In contrast to the clamor of this gritty side of civilization backing up in the throat of the Cuyahoga River and disgorging into Lake Erie, my younger years were spent mesmerized by the shimmering patterns of a setting sun reflecting across rippling waves on this Great Lake. In a heartbeat, the meditative rhythm can be coaxed into a pounding crescendo. The dramatic overture of a passing storm so moves the water that boulders surrender their inertia and cliffs become, at once, malleable as the coastline is rendered in breath-taking formations. From out of the blue, a waterspout captivates the imagination of a young Randy. These are some of the formative events that influences a shape or a texture or combination of materials, tethering a lifetime of art-making into a cohesive body of work.
Techniques such as molten glass-working and print-making, nurtured at The Ohio State University, are critical to `how' I make art. The manner in which I was able to utilize these skills contributed to being awarded `Excellence in the Arts' upon graduation with my Bachelor of Fine Art degree. A combination of these accumulated skills also went into creating a mixed-media sculpture, "Nativity", that won the Top Sculpture Award in the 1987 Columbus Art League Show at the Columbus Museum of Art. This piece that incorporates cement and stone with blown glass, steel and wood speaks directly about the nature of `why' I make art. As with all of my work, the overall emphasis is on form and composition allowing contrasting textures and complementary elements set the stage for a dramatic presentation of an idea, mood, theme or usually, as in the case of "Nativity", a combination that stirs the imagination.
My art addresses a wide range of issues, but, an overall theme of transcendence pervades. Conflict, contradiction, trials and tribulations are all a part of life; arguably essential as a counterpoint to, say, blissful harmony. My preference for working sculpturally, whether it be a relief wall piece or in the round, is due to the tremendous range of expressive potential inherent in my choice of materials and processes. Just to be able to grab something with both hands, to get physical with it, carve, scrape, sand away what isn't needed drill it nail it screw it, glue it, attack it with a chain saw! Sculpture, for me is aggressive and yet, sublime. It is a workout, physically, mentally, emotionally. A lot of spirit gets poured into each piece. Revelations happen in the process of enduring the heat of a glass furnace while rushing around, man-handling a heavy glob of molten sand on the end of a five foot rod or wielding a chainsaw or hours at a time, forcing it to do what it wasn't built to handle. Ever stretching the boundaries and inventing techniques and solutions to new situations on-the-fly, it's about getting real with the universe by getting in touch with a piece of wood or stone or some discarded piece of furniture.

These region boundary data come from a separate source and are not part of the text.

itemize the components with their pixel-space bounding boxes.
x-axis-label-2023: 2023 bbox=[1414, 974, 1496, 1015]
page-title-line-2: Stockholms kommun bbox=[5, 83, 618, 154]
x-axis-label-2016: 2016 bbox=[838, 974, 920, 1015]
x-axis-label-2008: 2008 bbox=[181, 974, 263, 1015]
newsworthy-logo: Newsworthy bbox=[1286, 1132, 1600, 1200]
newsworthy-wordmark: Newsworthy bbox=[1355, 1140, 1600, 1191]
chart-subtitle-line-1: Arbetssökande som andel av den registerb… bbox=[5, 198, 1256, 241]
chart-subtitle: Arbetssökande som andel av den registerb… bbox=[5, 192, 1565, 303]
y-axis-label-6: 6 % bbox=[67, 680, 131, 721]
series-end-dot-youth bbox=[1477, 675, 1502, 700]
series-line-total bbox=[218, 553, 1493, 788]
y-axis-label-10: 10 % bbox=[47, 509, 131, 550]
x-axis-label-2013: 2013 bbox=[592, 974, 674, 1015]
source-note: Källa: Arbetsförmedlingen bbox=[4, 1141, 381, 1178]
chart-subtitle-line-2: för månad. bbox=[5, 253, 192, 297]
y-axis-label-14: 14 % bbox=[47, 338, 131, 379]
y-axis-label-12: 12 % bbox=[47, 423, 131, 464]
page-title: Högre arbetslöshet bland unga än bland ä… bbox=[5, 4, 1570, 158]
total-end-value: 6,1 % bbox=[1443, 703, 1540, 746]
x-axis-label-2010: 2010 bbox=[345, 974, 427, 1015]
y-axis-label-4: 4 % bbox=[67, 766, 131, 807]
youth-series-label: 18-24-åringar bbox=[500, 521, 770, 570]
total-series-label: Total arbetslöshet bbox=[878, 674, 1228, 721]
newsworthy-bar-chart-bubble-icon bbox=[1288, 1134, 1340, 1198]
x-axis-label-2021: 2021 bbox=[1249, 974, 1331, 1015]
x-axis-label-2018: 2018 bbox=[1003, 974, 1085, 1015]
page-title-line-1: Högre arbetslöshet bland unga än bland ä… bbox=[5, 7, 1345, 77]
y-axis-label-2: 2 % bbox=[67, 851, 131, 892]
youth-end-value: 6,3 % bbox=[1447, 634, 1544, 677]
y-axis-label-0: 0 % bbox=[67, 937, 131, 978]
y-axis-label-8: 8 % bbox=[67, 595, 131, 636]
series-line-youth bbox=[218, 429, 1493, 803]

Last year, summer 2004, my sculpture `The Amazing Vortex with the Full Moon and the Setting Sun' won a Juror's Choice Award in the Fine Art Exhibit at the Ohio State Fair. That was a tremendous honor, but I'll tell you what; the year before that, `Time and Time Again' won the People's Choice Award and I can't tell you how much more satisfying that is for me! After all was said and done and the slew of juror’s awards and arts council awards and arts organizations awards were handed out, to have the public decide that mine was a pretty cool work of art meant the world to me. I love it when people walk up to me and the first words out of their mouth are, "I don't know much about art, but..." it makes them feel a certain way or they can envision this or that. How wonderful! That's what it's all about. On the other hand, the question I get a lot is, "What is it?" Oh well, I just say, “It is what it is. What do you see?"